The trade-off between relevant, competing values guides attitudes and behaviours. When values are shown to be in conflict, not corresponding to the cherished value, then do practitioners attribute more importance to their achievement (completing QOF targets, case finding etc.) or justice (work in best interest of others, benevolence, universalism), and to novelty or tradition (medical model).

Any attitude or behaviour typically has implications for more than one value. For example, A ‘tick box’ approach to medicine encouraged by pay for performance indicators might express and promote EBM and conformity values at the expense of hedonism and stimulation values for GPs. Values influence action when they are relevant in the context (specific) – such as in pay for performance (hence likely to be activated) and important to the GPs (Status, professional progression, and EBM – achievement, power, security) and bureaucrats (focus on GPs performance to the QOF targets-conformity).

Doctor as patient partner

The patient–doctor relationship is at the core of the doctor’s work. The traditional relationship of patient deference to doctors has been replaced by an equal partnership. Values, including integrity, respect, and compassion must underpin the partnership with patients. Integrity involves staying up to date, but also being willing to admit one’s limitations. Doctors can show respect for patients by listening to them actively, involving them in decisions, and respecting their choices (patient centred). Compassion means not just recognising the suffering of the patient, acting to reduce the suffering [22].

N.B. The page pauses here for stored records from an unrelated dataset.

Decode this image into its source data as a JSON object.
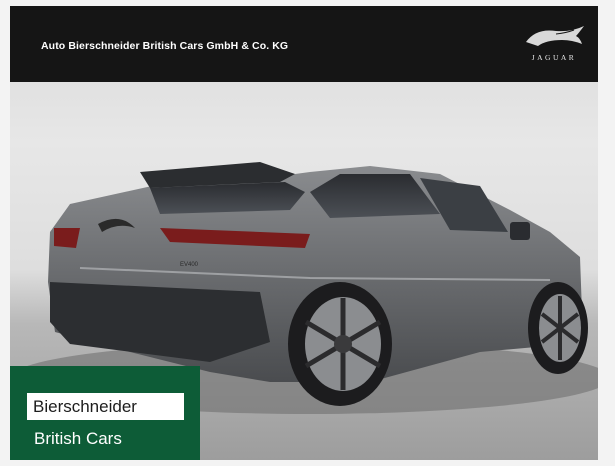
{
  "header": {
    "dealer_name": "Auto Bierschneider British Cars GmbH & Co. KG",
    "brand_logo": {
      "wordmark": "JAGUAR",
      "icon": "leaping-jaguar-icon"
    }
  },
  "photo": {
    "subject_icon": "car-icon",
    "vehicle_badge": "EV400"
  },
  "dealer_badge": {
    "line1": "Bierschneider",
    "line2": "British Cars"
  },
  "colors": {
    "header_bg": "#151515",
    "badge_green": "#0d5c37",
    "car_body": "#6b6d70"
  }
}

(d) Structural & organisational changes

Multiple values

Values guide the selection or evaluation of actions, policies, people, and events in practice organisations. Hence, GPs in self-regulated disciplines (self-direction) decide what is good or bad, justified or illegitimate, worth doing or avoiding, based on possible consequences for their cherished values. But the impact of values in everyday decisions is rarely conscious and activates a multiple set of values. The results show GP values entered awareness when the QOF actions or judgments GPs were considering had antagonistic or conflicting implications for multiple values they also cherished. Such as undertaking templates use (IT) during consultations. GPs are guided by professional practice which is regulated by the guidelines agreed by GPs. They work to a degree, autonomously although subject to audit and some monitoring. QOF impinges by directing activity in a standardised way (conformity, power).

Doctor as innovator

The challenge for doctors is how to innovate amid the innovation happening all around them.

The use of machine (in this context -template) learning was feared could lead to the diluted face-to-face patient doctor consultations with a collaboration in which the machine (template) becomes effectively an independent actor.

It is doctors, rather than machines, who can provide solidarity, understanding, and compassion to patients [22].